Goldar: Below the Gold Standard
When images of what Goldar looks like in the new Power Rangers Movie dropped yesterday I was not pleased. I wanted to voice my opinions yesterday, but friends have told me my past few articles were written rather aggressively. Wanting to break that trend, I took the night to sleep on my ideas, and now I feel I can calmly voice my opinions. Anyone who has seen what Goldar looked like in the show can easily spot the differences between it and the movie version. And while they may not look alike, the movie Goldar has the potential to be… I’m sorry I can’t fucking do this. Saban, Lionsgate, what the actual FUCK ARE YOU DOING TO THIS MOVIE.
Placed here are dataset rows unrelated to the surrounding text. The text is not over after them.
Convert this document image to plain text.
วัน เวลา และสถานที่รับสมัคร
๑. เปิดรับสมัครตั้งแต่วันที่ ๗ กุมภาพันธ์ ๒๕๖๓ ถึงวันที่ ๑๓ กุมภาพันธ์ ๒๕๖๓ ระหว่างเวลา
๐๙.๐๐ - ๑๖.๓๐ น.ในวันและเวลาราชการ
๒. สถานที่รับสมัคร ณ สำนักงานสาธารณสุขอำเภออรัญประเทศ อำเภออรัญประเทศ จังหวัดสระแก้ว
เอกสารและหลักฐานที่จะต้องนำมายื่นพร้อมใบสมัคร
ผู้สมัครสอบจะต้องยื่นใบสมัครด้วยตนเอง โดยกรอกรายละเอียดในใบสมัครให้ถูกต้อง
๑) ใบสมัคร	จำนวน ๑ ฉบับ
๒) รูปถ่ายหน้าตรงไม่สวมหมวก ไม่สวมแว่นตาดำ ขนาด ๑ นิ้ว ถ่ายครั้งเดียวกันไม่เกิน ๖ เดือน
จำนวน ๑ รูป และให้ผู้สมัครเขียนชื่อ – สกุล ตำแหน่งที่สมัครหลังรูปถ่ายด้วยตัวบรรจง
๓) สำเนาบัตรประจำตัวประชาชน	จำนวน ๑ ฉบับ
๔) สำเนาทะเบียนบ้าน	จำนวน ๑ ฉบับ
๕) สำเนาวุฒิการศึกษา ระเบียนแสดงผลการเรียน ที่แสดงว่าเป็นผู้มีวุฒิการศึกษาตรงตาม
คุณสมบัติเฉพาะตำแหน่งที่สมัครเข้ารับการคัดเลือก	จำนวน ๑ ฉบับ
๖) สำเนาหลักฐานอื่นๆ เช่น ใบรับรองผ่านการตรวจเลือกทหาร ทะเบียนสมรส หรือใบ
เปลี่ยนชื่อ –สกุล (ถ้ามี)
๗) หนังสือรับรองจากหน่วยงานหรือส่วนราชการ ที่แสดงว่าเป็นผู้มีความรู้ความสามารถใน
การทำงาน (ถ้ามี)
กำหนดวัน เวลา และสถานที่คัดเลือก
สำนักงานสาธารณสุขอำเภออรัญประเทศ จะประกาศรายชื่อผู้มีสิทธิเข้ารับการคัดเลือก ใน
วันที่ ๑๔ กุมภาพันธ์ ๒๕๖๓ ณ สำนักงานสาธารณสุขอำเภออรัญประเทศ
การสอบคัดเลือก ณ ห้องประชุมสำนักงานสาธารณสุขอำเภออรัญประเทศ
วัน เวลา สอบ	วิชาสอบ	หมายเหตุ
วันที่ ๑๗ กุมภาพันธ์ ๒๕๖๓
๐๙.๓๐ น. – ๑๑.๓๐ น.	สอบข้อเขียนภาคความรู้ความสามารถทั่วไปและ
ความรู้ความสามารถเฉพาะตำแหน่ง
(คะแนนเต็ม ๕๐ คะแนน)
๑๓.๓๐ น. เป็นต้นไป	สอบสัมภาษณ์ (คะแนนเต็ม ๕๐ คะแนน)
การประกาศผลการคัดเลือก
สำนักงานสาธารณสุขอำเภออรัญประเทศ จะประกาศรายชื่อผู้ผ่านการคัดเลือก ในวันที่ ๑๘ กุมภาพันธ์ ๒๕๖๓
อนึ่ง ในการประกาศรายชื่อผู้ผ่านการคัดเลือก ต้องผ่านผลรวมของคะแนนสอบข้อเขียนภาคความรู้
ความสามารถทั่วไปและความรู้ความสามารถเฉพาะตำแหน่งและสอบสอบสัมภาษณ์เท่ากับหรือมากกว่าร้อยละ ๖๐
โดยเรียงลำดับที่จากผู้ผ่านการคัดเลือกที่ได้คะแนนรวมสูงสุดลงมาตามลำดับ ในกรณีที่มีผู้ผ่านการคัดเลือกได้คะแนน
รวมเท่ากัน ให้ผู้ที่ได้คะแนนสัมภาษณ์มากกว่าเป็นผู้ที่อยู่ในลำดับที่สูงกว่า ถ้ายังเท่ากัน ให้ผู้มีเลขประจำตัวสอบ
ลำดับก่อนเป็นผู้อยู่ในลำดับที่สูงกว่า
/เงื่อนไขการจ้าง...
If y’all read my article reviewing the trailer you know exactly how I feel about this movie. If you haven’t fucking read it it is pure gold. Speaking of pure gold, why the fuck does Goldar look like nothing but melted gold with wings. Literally, that is all the piece of shit looks like. Listen, I get it if they wanted to go for a more alien looking henchman for Rita but why this? Why make such an iconic villain the Power Rangers face look this stupid? The original Goldar was a badass looking mother fucker with black feathers on his wings, huge fangs and blood red eyes. The new one looks like it’s being sponsored by Velveeta. This movie continues to just shit on my childhood. If you’re a Power Rangers fan and think this Goldar looks good please do us all a favor and go play in traffic. Or better yet, go do some fucking flips on the top of a moving train like they do in the damn trailer. A monster that’s just melted gold is not cool. It’s not hip. It’s not alien looking. It’s pure bullshit and just an excuse to sell toys to children. Toys that look like you left them on a hot stove.
Will the movie Goldar surprise us and be an awesome villain who gives the rangers serious problems in the movie? Fuck no, this Goldar is going to be the equivalent of what the movie The Last Airbender was; a complete and utter disgrace to an awesome show. I’ve now given up all hope for this movie. Fuck you Saban. Fuck you for ruining the last good thing in my life.